Stressed-out employees fall in different categories – some are frustrated, scream, pull their hair out, yet continue to do the same work over and over again, others shed tears while feeling unrecognized, while there are a few who fool themselves that they love working all the time, while stress is in fact getting to them slowly. Here we pick the top 5 stressed-out worker profiles – do you identify with any of these? If yes, it’s time to take charge now! All work and no play makes anybody’s life dull!
#1 The over-worked under-rewarded employee
Characteristics: Always buried neck deep in work (often times others’ work) – yet without the freedom to choose their work or even the way it should be done. There is a huge gap between your effort and recognition.
The solution? High-pressure jobs with low level of control make the perfect recipe for inviting psychological stress. The solution lies not in shunning work but in gaining control over the decision-making process – how you perform the tasks, in what time, who you should report to, what you can outsource, etc. Discuss your rewards openly and express your discontent, it might not work immediately, it will definitely make a difference in how people treat you and work towards better rewards, monetary or non-monetary in future.
#2 The secluded worker
Characteristics: Feels alone and left-out at the workplace – both in terms of help from bosses and relationships with co-workers.
The solution? Communicate clearly your practical and emotional needs and you will see the barriers bend. Your superiors will know what is keeping you from putting your best effort and they will get you the resources you need. On the personal front, connect with co-workers on team lunches/dinners, outings, social media networks, etc. and cultivate shared interests.
#3 The emotional labourer
Characteristics: Deals with demanding, often abusive customers while maintaining an outward persona of an uber-cool and calm professional. This profile is commonly seen in contact center agents.

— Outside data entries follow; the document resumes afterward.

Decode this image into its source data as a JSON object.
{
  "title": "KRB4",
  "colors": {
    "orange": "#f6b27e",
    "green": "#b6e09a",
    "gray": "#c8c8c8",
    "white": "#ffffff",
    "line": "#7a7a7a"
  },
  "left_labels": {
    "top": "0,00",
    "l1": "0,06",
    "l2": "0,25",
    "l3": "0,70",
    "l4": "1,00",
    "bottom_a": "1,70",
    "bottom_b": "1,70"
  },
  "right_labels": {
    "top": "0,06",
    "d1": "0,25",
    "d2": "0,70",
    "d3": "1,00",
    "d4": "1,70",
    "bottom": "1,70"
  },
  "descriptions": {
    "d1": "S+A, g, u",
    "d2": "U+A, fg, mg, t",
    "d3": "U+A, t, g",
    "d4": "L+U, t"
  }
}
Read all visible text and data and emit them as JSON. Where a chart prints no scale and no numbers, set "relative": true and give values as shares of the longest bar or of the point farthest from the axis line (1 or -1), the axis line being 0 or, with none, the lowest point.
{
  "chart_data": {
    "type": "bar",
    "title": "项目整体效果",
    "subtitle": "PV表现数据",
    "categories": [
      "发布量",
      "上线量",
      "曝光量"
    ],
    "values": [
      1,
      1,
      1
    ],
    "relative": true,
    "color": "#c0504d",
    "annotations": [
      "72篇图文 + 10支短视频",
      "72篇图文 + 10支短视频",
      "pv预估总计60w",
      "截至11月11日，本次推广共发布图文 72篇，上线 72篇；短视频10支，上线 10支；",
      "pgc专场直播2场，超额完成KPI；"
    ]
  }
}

The solution? Don’t take criticism from customers personally – remember, it’s part of the job but when it gets unnecessarily offensive, there is absolutely no need to accept such behavior, tell the customer it’s not acceptable.

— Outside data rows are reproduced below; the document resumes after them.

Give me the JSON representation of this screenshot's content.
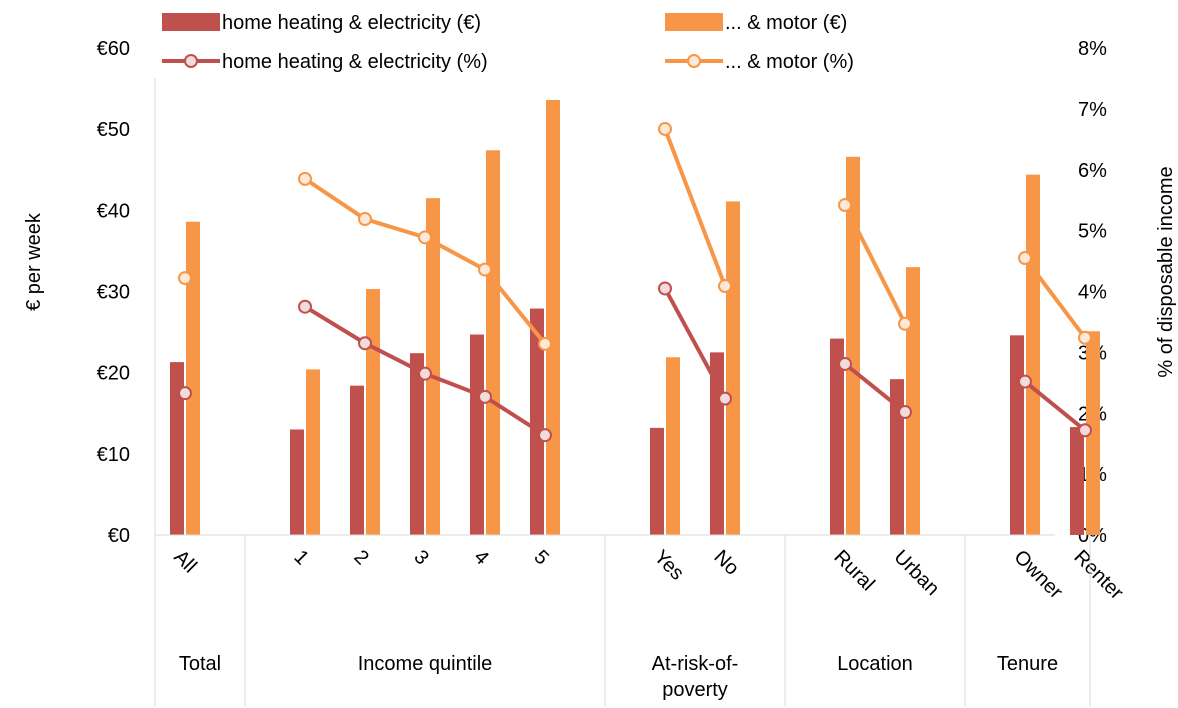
{
  "chart_data": {
    "type": "bar",
    "categories": [
      "All",
      "1",
      "2",
      "3",
      "4",
      "5",
      "Yes",
      "No",
      "Rural",
      "Urban",
      "Owner",
      "Renter"
    ],
    "groups": [
      {
        "label": "Total",
        "categories": [
          "All"
        ]
      },
      {
        "label": "Income quintile",
        "categories": [
          "1",
          "2",
          "3",
          "4",
          "5"
        ]
      },
      {
        "label": "At-risk-of-poverty",
        "categories": [
          "Yes",
          "No"
        ]
      },
      {
        "label": "Location",
        "categories": [
          "Rural",
          "Urban"
        ]
      },
      {
        "label": "Tenure",
        "categories": [
          "Owner",
          "Renter"
        ]
      }
    ],
    "series": [
      {
        "name": "home heating & electricity (€)",
        "type": "bar",
        "axis": "left",
        "color": "#C0504D",
        "values": [
          21.3,
          13.0,
          18.4,
          22.4,
          24.7,
          27.9,
          13.2,
          22.5,
          24.2,
          19.2,
          24.6,
          13.3
        ]
      },
      {
        "name": "... & motor (€)",
        "type": "bar",
        "axis": "left",
        "color": "#F79646",
        "values": [
          38.6,
          20.4,
          30.3,
          41.5,
          47.4,
          53.6,
          21.9,
          41.1,
          46.6,
          33.0,
          44.4,
          25.1
        ]
      },
      {
        "name": "home heating & electricity (%)",
        "type": "line",
        "axis": "right",
        "color": "#C0504D",
        "values": [
          2.33,
          3.75,
          3.15,
          2.65,
          2.27,
          1.64,
          4.05,
          2.24,
          2.81,
          2.02,
          2.52,
          1.72
        ]
      },
      {
        "name": "... & motor (%)",
        "type": "line",
        "axis": "right",
        "color": "#F79646",
        "values": [
          4.22,
          5.85,
          5.19,
          4.89,
          4.36,
          3.14,
          6.67,
          4.09,
          5.42,
          3.47,
          4.55,
          3.24
        ]
      }
    ],
    "y_left": {
      "label": "€ per week",
      "min": 0,
      "max": 60,
      "step": 10,
      "ticks": [
        "€0",
        "€10",
        "€20",
        "€30",
        "€40",
        "€50",
        "€60"
      ]
    },
    "y_right": {
      "label": "% of disposable income",
      "min": 0,
      "max": 8,
      "step": 1,
      "ticks": [
        "0%",
        "1%",
        "2%",
        "3%",
        "4%",
        "5%",
        "6%",
        "7%",
        "8%"
      ]
    },
    "legend_position": "top",
    "grid": false
  }
}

#4 The technology-obsessed worker
Characteristics: Always (even if remotely) connected to work – on laptop, mobile, iPad, tablets, and umpteen other digital devices. No distinction between work and personal time and negligible work-life balance.
The solution? Techno-stress is a growing and serious epidemic and if you can’t unplug completely, try taking a tech-nirvana or break at least for a few hours every day. If you feel your work is too important and you can’t afford to miss even one email – get yourself a virtual assistant – one who can take care of your inbox, meeting schedules and other mandatory but mundane tasks so you can free up some time for yourself regularly.

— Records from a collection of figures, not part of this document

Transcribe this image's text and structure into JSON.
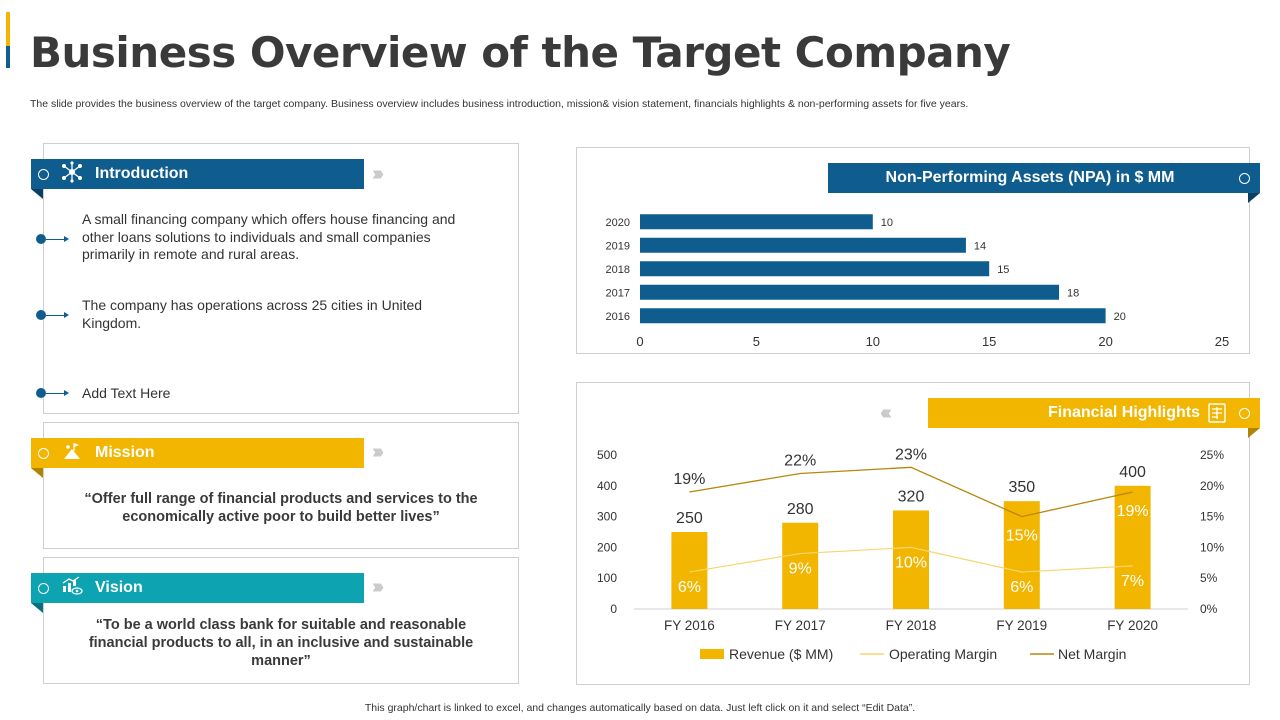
{
  "header": {
    "title": "Business Overview of the Target Company",
    "subtitle": "The slide provides the business overview of the target company. Business overview includes business introduction, mission& vision statement, financials highlights & non-performing assets for five years."
  },
  "footer": {
    "note": "This graph/chart is linked to excel,  and changes automatically based on data. Just left click on it and select “Edit Data”."
  },
  "colors": {
    "blue": "#0f5d8f",
    "gold": "#f2b600",
    "teal": "#0ea3b0"
  },
  "introduction": {
    "label": "Introduction",
    "icon": "network-icon",
    "bullets": [
      "A small financing company which offers house financing and other loans solutions to individuals and small companies primarily in remote and rural areas.",
      "The company has operations across 25 cities in United Kingdom.",
      "Add Text Here"
    ]
  },
  "mission": {
    "label": "Mission",
    "icon": "climber-flag-icon",
    "text": "“Offer full range of financial products and services to the economically active poor to build better lives”"
  },
  "vision": {
    "label": "Vision",
    "icon": "chart-eye-icon",
    "text": "“To be a world class bank for suitable and reasonable financial products to all, in an inclusive and sustainable manner”"
  },
  "chart_data": [
    {
      "type": "bar",
      "orientation": "horizontal",
      "title": "Non-Performing Assets (NPA) in $ MM",
      "categories": [
        "2020",
        "2019",
        "2018",
        "2017",
        "2016"
      ],
      "values": [
        10,
        14,
        15,
        18,
        20
      ],
      "xlim": [
        0,
        25
      ],
      "xticks": [
        0,
        5,
        10,
        15,
        20,
        25
      ],
      "color": "#0f5d8f",
      "grid": false
    },
    {
      "type": "bar",
      "title": "Financial Highlights",
      "categories": [
        "FY 2016",
        "FY 2017",
        "FY 2018",
        "FY 2019",
        "FY 2020"
      ],
      "series": [
        {
          "name": "Revenue ($ MM)",
          "type": "bar",
          "values": [
            250,
            280,
            320,
            350,
            400
          ],
          "color": "#f2b600",
          "axis": "left"
        },
        {
          "name": "Operating Margin",
          "type": "line",
          "values": [
            6,
            9,
            10,
            6,
            7
          ],
          "labels": [
            "6%",
            "9%",
            "10%",
            "6%",
            "7%"
          ],
          "color": "#f5d76e",
          "axis": "right"
        },
        {
          "name": "Net Margin",
          "type": "line",
          "values": [
            19,
            22,
            23,
            15,
            19
          ],
          "labels": [
            "19%",
            "22%",
            "23%",
            "15%",
            "19%"
          ],
          "color": "#b8860b",
          "axis": "right"
        }
      ],
      "ylim": [
        0,
        500
      ],
      "yticks": [
        0,
        100,
        200,
        300,
        400,
        500
      ],
      "y2lim": [
        0,
        25
      ],
      "y2ticks": [
        "0%",
        "5%",
        "10%",
        "15%",
        "20%",
        "25%"
      ],
      "legend": "bottom",
      "grid": false
    }
  ]
}
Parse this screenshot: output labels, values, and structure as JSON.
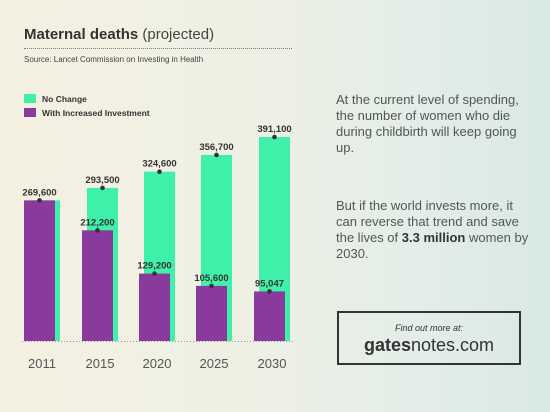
{
  "header": {
    "title_bold": "Maternal deaths",
    "title_sub": "(projected)",
    "source": "Source: Lancet Commission on Investing in Health"
  },
  "colors": {
    "no_change": "#3ef0a8",
    "increased_investment": "#8a3a9c"
  },
  "chart_data": {
    "type": "bar",
    "title": "Maternal deaths (projected)",
    "categories": [
      "2011",
      "2015",
      "2020",
      "2025",
      "2030"
    ],
    "series": [
      {
        "name": "No Change",
        "values": [
          269600,
          293500,
          324600,
          356700,
          391100
        ],
        "labels": [
          "",
          "293,500",
          "324,600",
          "356,700",
          "391,100"
        ]
      },
      {
        "name": "With Increased Investment",
        "values": [
          269600,
          212200,
          129200,
          105600,
          95047
        ],
        "labels": [
          "269,600",
          "212,200",
          "129,200",
          "105,600",
          "95,047"
        ]
      }
    ],
    "legend": "top-left",
    "grid": false
  },
  "text": {
    "para1": "At the current level of spending, the number of women who die during childbirth will keep going up.",
    "para2_pre": "But if the world invests more, it can reverse that trend and save the lives of ",
    "para2_bold": "3.3 million",
    "para2_post": " women by 2030."
  },
  "cta": {
    "find_label": "Find out more at:",
    "site_bold": "gates",
    "site_rest": "notes.com"
  }
}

#5 The on-the-verge-of-a-burnout frustrated employee
Characteristics: Works his/her tail off, often to the point of extreme exhaustion, with no appropriately skilled or trained resources to delegate / outsource to, resulting in frustration.
The solution? Have a heart-to-heart talk with your boss. Explain the reasons behind extreme fatigue and why you think you need a break. Ideally your boss should be able to give you the personal time you deserve or find a way to reduce your load and recommend you take a break to refresh your personal energies.